WASHINGTON -- In 2002, two of Congress' liberal Democratic lions -- Rep. George Miller of California and Massachusetts Sen. Edward Kennedy -- stood behind President Bush as he signed the No Child Left Behind Act, a law they promised would shine a bright light on the failures in America's public schools and kick-start reforms.

Five years later, Miller, now chairman of the House Education and Labor Committee, is still a believer. But after traveling the country -- listening to complaints from parents, teachers, school administrators and governors about the law's testing regime and stiff sanctions -- he now admits it needs fixing.

"We've learned a lot, and we shouldn't ignore that evidence," said Miller, who is leading the overhaul of the law in the House, which starts this week. "What we're trying to do in this reauthorization bill is to look for those changes to make this a smarter, fairer, better law."

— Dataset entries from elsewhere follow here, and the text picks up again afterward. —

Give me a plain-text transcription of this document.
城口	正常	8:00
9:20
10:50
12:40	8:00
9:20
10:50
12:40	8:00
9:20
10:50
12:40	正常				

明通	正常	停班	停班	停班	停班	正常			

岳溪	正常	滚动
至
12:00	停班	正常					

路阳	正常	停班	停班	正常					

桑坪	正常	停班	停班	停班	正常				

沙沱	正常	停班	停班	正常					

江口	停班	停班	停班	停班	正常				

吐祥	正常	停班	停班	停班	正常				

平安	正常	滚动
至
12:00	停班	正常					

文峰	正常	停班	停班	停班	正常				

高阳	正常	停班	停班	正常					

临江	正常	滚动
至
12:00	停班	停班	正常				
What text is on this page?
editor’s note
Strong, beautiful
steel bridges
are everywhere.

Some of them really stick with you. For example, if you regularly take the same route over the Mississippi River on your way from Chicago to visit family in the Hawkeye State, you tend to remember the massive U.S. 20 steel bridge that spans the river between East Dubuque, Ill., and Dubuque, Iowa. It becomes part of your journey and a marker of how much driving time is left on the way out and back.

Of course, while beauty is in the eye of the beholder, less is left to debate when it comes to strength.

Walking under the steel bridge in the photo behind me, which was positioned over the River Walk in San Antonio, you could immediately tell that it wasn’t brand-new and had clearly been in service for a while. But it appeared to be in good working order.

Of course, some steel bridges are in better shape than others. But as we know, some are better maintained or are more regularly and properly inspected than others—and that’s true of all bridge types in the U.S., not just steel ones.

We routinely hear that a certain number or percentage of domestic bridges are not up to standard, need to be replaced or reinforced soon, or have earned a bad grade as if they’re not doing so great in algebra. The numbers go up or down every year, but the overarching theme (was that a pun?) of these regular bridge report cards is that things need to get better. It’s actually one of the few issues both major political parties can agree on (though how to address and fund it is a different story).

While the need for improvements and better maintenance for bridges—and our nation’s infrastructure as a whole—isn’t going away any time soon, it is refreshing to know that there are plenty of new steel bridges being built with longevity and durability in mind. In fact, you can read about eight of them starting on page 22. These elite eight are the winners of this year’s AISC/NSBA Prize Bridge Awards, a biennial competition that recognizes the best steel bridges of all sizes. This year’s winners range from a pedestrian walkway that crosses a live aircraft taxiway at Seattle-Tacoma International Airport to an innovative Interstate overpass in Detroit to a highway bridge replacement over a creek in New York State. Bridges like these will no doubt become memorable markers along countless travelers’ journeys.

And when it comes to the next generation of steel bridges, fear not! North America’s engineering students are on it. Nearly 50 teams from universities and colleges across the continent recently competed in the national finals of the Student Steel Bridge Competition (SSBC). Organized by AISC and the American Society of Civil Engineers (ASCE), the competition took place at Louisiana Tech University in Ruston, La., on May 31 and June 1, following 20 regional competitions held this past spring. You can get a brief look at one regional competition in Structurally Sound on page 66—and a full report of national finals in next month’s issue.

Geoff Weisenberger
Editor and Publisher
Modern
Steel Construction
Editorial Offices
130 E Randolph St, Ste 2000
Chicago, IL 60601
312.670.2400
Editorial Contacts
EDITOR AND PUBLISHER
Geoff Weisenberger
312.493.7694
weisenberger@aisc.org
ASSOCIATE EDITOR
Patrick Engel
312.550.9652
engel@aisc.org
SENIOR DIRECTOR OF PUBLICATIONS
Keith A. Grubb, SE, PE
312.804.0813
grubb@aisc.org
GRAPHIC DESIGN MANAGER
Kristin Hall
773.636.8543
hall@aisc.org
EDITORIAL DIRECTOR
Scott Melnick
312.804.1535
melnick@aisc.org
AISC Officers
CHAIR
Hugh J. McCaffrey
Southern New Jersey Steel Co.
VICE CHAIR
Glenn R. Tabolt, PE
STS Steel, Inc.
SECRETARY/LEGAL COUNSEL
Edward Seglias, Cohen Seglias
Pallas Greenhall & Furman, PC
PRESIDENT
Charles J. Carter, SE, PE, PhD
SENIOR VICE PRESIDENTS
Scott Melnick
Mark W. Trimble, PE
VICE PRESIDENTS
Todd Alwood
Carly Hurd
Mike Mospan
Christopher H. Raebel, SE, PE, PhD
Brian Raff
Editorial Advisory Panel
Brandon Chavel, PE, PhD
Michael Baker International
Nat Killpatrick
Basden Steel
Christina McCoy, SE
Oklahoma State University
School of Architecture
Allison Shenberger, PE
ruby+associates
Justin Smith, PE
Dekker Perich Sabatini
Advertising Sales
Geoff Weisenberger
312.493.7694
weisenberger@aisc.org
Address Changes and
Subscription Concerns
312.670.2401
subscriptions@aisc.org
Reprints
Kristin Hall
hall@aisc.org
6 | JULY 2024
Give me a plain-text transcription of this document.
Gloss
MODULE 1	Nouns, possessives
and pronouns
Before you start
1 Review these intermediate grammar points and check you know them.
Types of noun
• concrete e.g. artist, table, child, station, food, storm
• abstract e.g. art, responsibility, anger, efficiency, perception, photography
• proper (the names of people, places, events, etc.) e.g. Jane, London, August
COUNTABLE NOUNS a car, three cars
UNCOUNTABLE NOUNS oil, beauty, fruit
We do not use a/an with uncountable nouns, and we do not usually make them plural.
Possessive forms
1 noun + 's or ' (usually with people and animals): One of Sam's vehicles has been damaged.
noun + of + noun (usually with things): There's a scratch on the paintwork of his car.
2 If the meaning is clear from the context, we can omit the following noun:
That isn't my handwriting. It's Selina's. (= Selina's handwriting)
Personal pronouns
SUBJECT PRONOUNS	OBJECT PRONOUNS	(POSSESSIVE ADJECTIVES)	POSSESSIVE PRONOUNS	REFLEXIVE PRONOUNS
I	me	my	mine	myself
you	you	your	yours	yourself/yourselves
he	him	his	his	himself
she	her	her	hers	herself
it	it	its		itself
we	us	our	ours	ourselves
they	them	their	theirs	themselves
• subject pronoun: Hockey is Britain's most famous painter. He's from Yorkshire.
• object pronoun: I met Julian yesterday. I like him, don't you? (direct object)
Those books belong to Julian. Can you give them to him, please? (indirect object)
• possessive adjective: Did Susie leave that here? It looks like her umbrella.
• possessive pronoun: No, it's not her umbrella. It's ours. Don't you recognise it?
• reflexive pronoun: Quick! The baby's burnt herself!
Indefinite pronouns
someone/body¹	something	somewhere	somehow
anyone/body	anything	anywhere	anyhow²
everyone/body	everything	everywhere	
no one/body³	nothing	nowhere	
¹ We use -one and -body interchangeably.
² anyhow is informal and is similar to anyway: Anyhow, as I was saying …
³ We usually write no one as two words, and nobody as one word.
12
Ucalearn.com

Reform is coming to No Child Left Behind, but the question is what kind. Teachers unions, which bitterly oppose the law, are pushing to relax its rigid testing rules and penalties. Business groups, eager for better-educated workers, want to see the tough accountability measures preserved or expanded. Many states and local school districts are clamoring for more flexibility in implementing the law, which expires this year.

Miller is seeking a middle ground: He wants to keep the law's requirement of annual tests in reading and math for third- to eighth-graders and 10th-graders, but add other measurements -- such as percentage of kids in college-prep classes -- to help schools show they are meeting the law's demands to make yearly progress in student achievement.

The president, who sees the law as a crucial part of his legacy, has dug in his heels. Bush's education secretary, Margaret Spellings, a fellow Texan who helped write the law, warned last week that Congress was preparing to weaken it.

"We are on the right track, we need to stay the course," Spellings said. "We don't need to water this law down or change directions now. It is a good and strong law that is reasonable, necessary and doable for our kids."

Policy experts say the changes aren't likely to be revolutionary. Miller and Kennedy, whose Senate Education Committee will take up the law later this fall, still believe the idea of setting high goals and demanding that schools achieve them is the right approach. But they now appear ready to revisit the details of the law.

"This bill is not a major overhaul, it's more of a correction," Jack Jennings, president of the Center on Education Policy, said of the draft bill that Miller and the panel's top Republican, Rep. Howard "Buck" McKeon of California, released late last month. "It is not an effort to throw standards-based reform overboard. ... It's trying to address what have been perceived to be the major problems of the law."

For many teachers, the mere mention of the words "No Child Left Behind" draws scorn. Many complain they now spend much of their time getting students ready for the tests. A survey by the Center on Education Policy found that 71 percent of the nation's 15,000 schools had cut instruction time for other subjects -- such as history, art and music -- to focus on reading and math.

"It narrows the curriculum," said Joel Packer, a policy manager for the National Education Association, the nation's largest teachers union. "Particularly in reading, there is this increasingly strict curriculum being imposed that teachers feel doesn't treat them as professionals and is taking creativity out of the classroom."

Polls show that the public is also growing weary of the reliance on testing. A Phi Delta Kappa/Gallup poll in June found that 52 percent of public-school parents felt there was too much testing, up from 32 percent in 2002. And 75 percent of public-school parents said the focus on testing was leading teachers to teach to the test, not the subject matter.

Miller hopes to address the complaint by allowing states to use other factors to judge a school's improvement: graduation rates, rates of students taking Advanced Placement classes and going to college, as well as results from statewide exams on history, science, writing and other topics. But math and reading scores would still dominate, accounting for 85 percent of a school's index of yearly progress for elementary and middle schools and 75 percent for high schools.

Critics have attacked Miller's approach from both sides. Teachers unions and advocates for states and school boards say the proposal still relies too heavily on the two tests. But Spellings and business groups warn that it could create a confusing new accountability system for parents, which might allow some states or individual schools to rig the results.

"We're concerned that it may provide too many opportunities for schools to game the system and obscure the fact that students are not progressing toward reading and doing math at grade level," said Arthur Rothkopf, a senior vice president at the U.S. Chamber of Commerce.